MySQL – Efficiently Cloning Tens of Millions of Database Records

csvMySQL

A laboratory I work in is attempting to clone the open, biochemical database managed by PubChem found here. (Please don't ask why, I am not in charge of this project, I am simply tasked with the cloning of the database) But their database contains tens of millions of records and the script that I currently have running is using the "READ DATA INFILE" instruction of MySQL to write the 720 thousand csv files we have of their database into our MySQL database… one by one. At the current rate, the sheer amount of data being saved is going to make this script take roughly 240 days to finish, and we don't have that much time. The questions I have are

  1. Is there a generally accepted way to quickly enter vast amounts of csv files into
    mysql (over 650 GB of data)

  2. If not, is there a database system better suited for this sort of task, perhaps one designed specifically for big data? (I'm no database expert, so forgive me if this question makes no sense)

Best Answer

Simple approaches:

  • If your tables are indexed, drop the indexes and put them back after you load the data. It's generally going to be faster for MySQL to build the index on a table in one pass than to continually index the incoming data as you add it.
  • Run more than one copy of your script, each with a subset of the data source files, doing inserts in parallel
  • Enable compression if you're using InnoDB: http://dev.mysql.com/doc/refman/5.6/en/innodb-compression.html Typically we think of compression as making things smaller with a trade-off in speed... but my experience with InnoDB compression is that it can actually perform faster when you're dealing with a server that is blocking on I/O but has spare CPU capacity, because you can trade some of one for some of the other -- the time saved by not having to do disk read/write improves performance more than the extra CPU cycles for compress/decompress harms performance.

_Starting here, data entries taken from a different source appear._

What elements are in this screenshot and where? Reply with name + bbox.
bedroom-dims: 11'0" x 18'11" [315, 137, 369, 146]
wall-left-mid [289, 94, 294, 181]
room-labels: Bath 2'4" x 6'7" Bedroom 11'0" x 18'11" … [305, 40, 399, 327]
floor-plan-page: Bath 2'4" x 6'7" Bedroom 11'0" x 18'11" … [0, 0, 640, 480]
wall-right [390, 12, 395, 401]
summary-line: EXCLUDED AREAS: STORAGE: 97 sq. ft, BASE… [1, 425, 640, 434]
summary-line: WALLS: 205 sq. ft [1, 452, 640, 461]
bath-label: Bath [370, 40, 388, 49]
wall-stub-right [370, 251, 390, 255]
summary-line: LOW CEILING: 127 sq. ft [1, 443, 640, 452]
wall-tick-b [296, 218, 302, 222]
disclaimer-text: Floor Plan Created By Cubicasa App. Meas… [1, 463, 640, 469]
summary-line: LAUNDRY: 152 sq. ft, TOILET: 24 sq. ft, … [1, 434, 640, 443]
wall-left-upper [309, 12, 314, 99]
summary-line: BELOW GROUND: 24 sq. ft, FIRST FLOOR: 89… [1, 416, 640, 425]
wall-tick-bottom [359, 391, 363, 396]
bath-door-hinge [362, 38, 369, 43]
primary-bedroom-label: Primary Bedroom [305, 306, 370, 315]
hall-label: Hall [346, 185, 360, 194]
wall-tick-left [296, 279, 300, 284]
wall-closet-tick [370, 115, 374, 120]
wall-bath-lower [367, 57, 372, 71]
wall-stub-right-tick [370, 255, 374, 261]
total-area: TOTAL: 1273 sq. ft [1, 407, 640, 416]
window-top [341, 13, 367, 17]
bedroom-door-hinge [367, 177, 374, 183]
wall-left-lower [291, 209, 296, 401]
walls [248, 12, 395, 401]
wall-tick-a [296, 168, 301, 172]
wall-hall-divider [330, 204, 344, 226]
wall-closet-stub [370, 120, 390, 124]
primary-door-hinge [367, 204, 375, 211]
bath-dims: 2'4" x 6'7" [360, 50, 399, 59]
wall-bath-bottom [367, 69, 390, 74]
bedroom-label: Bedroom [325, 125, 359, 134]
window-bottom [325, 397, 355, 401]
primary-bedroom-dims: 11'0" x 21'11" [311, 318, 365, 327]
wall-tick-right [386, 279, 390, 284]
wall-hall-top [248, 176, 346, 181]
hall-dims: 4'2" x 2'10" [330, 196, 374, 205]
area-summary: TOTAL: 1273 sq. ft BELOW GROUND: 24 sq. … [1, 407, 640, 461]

At some point, of course, you're always going to max out either CPU or I/O on your server, but running more than one process in parallel will help to some extent, especially if the rows aren't all going into just one table. If they are (I'm not familiar with the data set in question) then you do have a potential problem there, since some of these approaches won't help, but if not, then once you max your machine, you still have the option of marshaling multiple servers to do the work of initially creating the tables, and then copy them over to the final destination when you're done.

With MyISAM tables, the table spaces are intrinsically transportable from server to server. You can create the tables on one or more entirely different servers; run FLUSH TABLES WITH READ LOCK; and then (while keeping the tables locked by not closing your connection) you can actually copy the .frm and .MY* files from one server to the other. When you run SHOW TABLES after copying the files into the directory for the appropriate database, and setting the permissions, they just magically appear and are accessible, because MyISAM does not have an internal data dictionary. Everything is in those files.

In MySQL 5.6, InnoDB tablespaces became transportable also; it's not quite as simple as MyISAM, because the files have to be prepared first: http://dev.mysql.com/doc/refman/5.6/en/tablespace-copying.html ... but still potentially a viable way to get more work done in parallel.

You could also also leverage cloud servers to create and index these tables for you and then copy the tablespace files back to your production system, assuming you have sufficient bandwidth available to actually transfer the files... and you're willing to gamble just a little bit... the spot market price (for idle cloud capacity) for some very serious hardware (multi-core, with high-capacity SSDs, etc.) can be less than 1/10th of the on-demand (normal) price... if you go that route, you have to automate the process to move the completed files off of the cloud server as expeditiously as possible, since the machine can be interrupted at any time if the spot price goes above the amount you're willing to pay.